In the twentieth century the issue of power was resolved through the imposition of two rules that were “unwritten” but evident: on the one hand, the president is everyone’s undisputed and indisputable lord and master; on the other hand, it is valid to compete for succession as long as the first rule is not violated. It was a simple and effective mechanism that, however, did not emerge out of the blue. Its success was the product of the establishment of the rule and the capacity to make it stick. The latter was not automatic: it was only accomplished when Cárdenas exiled Plutarco Elías-Calles and submitted General Cedillo. Once the capacity to exact compliance with the rules was demonstrated, the system went into effect and functioned until the PRI ceased being representative of the Mexican society and the unrepresented began to dispute the system’s legitimacy.

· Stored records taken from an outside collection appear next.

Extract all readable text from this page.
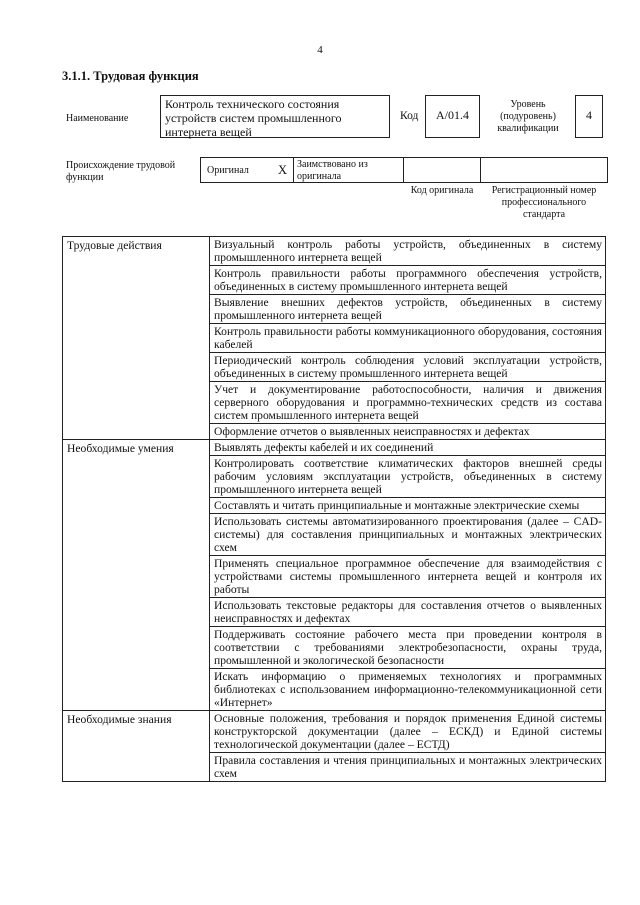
4
3.1.1. Трудовая функция
Наименование
Контроль технического состояния устройств систем промышленного интернета вещей
Код	A/01.4
Уровень (подуровень) квалификации
4
Происхождение трудовой функции
Оригинал X Заимствовано из оригинала
Код оригинала	Регистрационный номер профессионального стандарта
Трудовые действия	Визуальный контроль работы устройств, объединенных в систему промышленного интернета вещей
	Контроль правильности работы программного обеспечения устройств, объединенных в систему промышленного интернета вещей
	Выявление внешних дефектов устройств, объединенных в систему промышленного интернета вещей
	Контроль правильности работы коммуникационного оборудования, состояния кабелей
	Периодический контроль соблюдения условий эксплуатации устройств, объединенных в систему промышленного интернета вещей
	Учет и документирование работоспособности, наличия и движения серверного оборудования и программно-технических средств из состава систем промышленного интернета вещей
	Оформление отчетов о выявленных неисправностях и дефектах
Необходимые умения	Выявлять дефекты кабелей и их соединений
	Контролировать соответствие климатических факторов внешней среды рабочим условиям эксплуатации устройств, объединенных в систему промышленного интернета вещей
	Составлять и читать принципиальные и монтажные электрические схемы
	Использовать системы автоматизированного проектирования (далее – CAD-системы) для составления принципиальных и монтажных электрических схем
	Применять специальное программное обеспечение для взаимодействия с устройствами системы промышленного интернета вещей и контроля их работы
	Использовать текстовые редакторы для составления отчетов о выявленных неисправностях и дефектах
	Поддерживать состояние рабочего места при проведении контроля в соответствии с требованиями электробезопасности, охраны труда, промышленной и экологической безопасности
	Искать информацию о применяемых технологиях и программных библиотеках с использованием информационно-телекоммуникационной сети «Интернет»
Необходимые знания	Основные положения, требования и порядок применения Единой системы конструкторской документации (далее – ЕСКД) и Единой системы технологической документации (далее – ЕСТД)
	Правила составления и чтения принципиальных и монтажных электрических схем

The “unwritten” rules of Mexican political life were strict. The PRIist political system of the XX Century operated under the principle of having implicit rules and, more importantly, that the whole legal scaffolding of the country –from the Constitution to the latest regulatory law– was no more than a mere formality that could be violated at will. Evidently, it is impossible to construct and strengthen the legitimacy of a system, including the acceptance of the rules of succession, when the institutional foundation of a political system is sustained on no more than unwritten rules and a legal system that is a mere formality for the actors involved. This problem is aggravated within the context of the expectations that reforms generate, such as that of energy, that require, to be successful, a legal structure that is reliable for potential investors. It will be difficult for a de facto political system sustained on unwritten rules to comply with this requirement.
The worst harm that the country endured as a consequence of the era of unwritten rules is that no one can believe in written rules at present. Instead of seeing a law as a norm that is obligatory in character, the Mexican sees it as a guide, that is, when it is not an aspiration. No one feels obliged to comply with the law, chiefly when he observes that many others do not do so and that, in the worst of circumstances, application of the law can always be “negotiated”, an absolute contradiction to the existence of the rule of law.

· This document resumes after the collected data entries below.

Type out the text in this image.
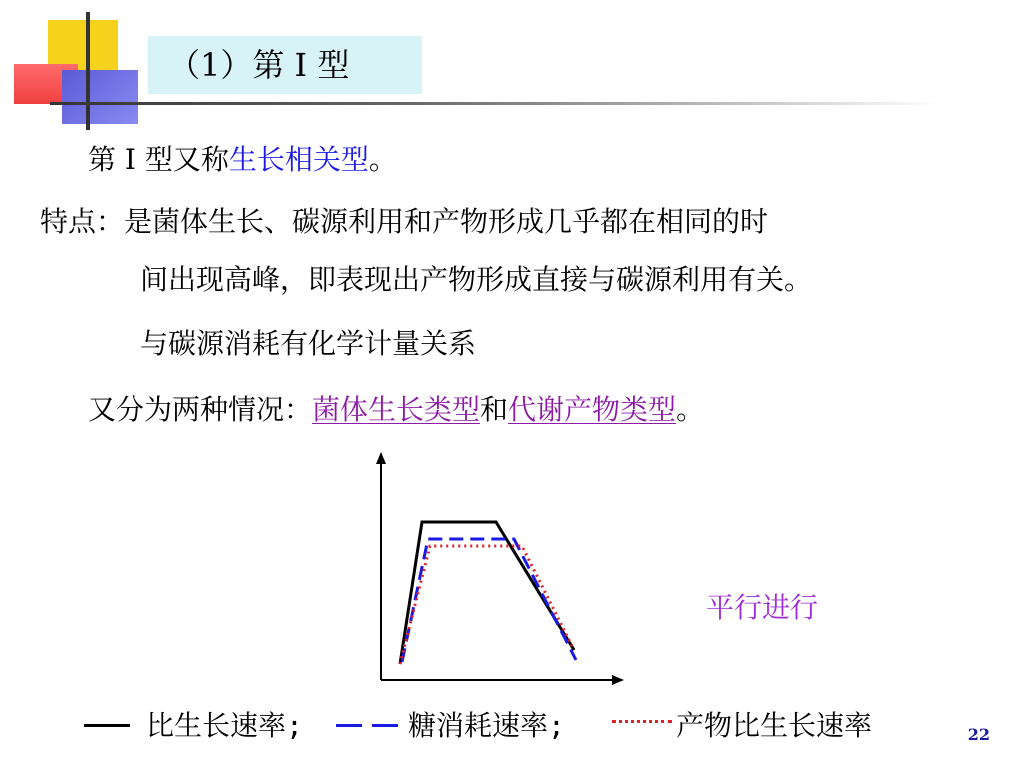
（1）第 I 型
第 I 型又称生长相关型。
特点：是菌体生长、碳源利用和产物形成几乎都在相同的时
间出现高峰，即表现出产物形成直接与碳源利用有关。
与碳源消耗有化学计量关系
又分为两种情况：菌体生长类型和代谢产物类型。
平行进行
比生长速率;	糖消耗速率;	产物比生长速率	22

Unwritten rules permitted supporting the concentration of power and served as a means of control and discipline for the population as well as for the politicians. Given their “unwritten” nature, the rules were ultimately unknown to the majority of the country’s inhabitants. The citizens, but especially the politicians, had to infer them. Like every normative system, that of the unwritten rules had its limitations. A system of that nature works as long as the rules are not abused (that is to say, that they do not change frequently and capriciously) and when they achieve consistent and satisfactory results for the population in general.
The crucial theme is that the Mexican has never lived under a scheme of known and predictable rules that include legal recourse to protect the citizen; that is, rights and obligations, both part of an integral concept of the government-citizen relationship. Explaining why that was is relatively easy. What is complex is imagining ways in which to break the vicious cycle that the political system of yesteryear has left to Mexicans today. That is particularly important in the light of the inherent contradiction regarding the letter of the law and its application, above all because the PRIist narrative continues to comprise a central component of the ideological perspective shared by a great part of the population.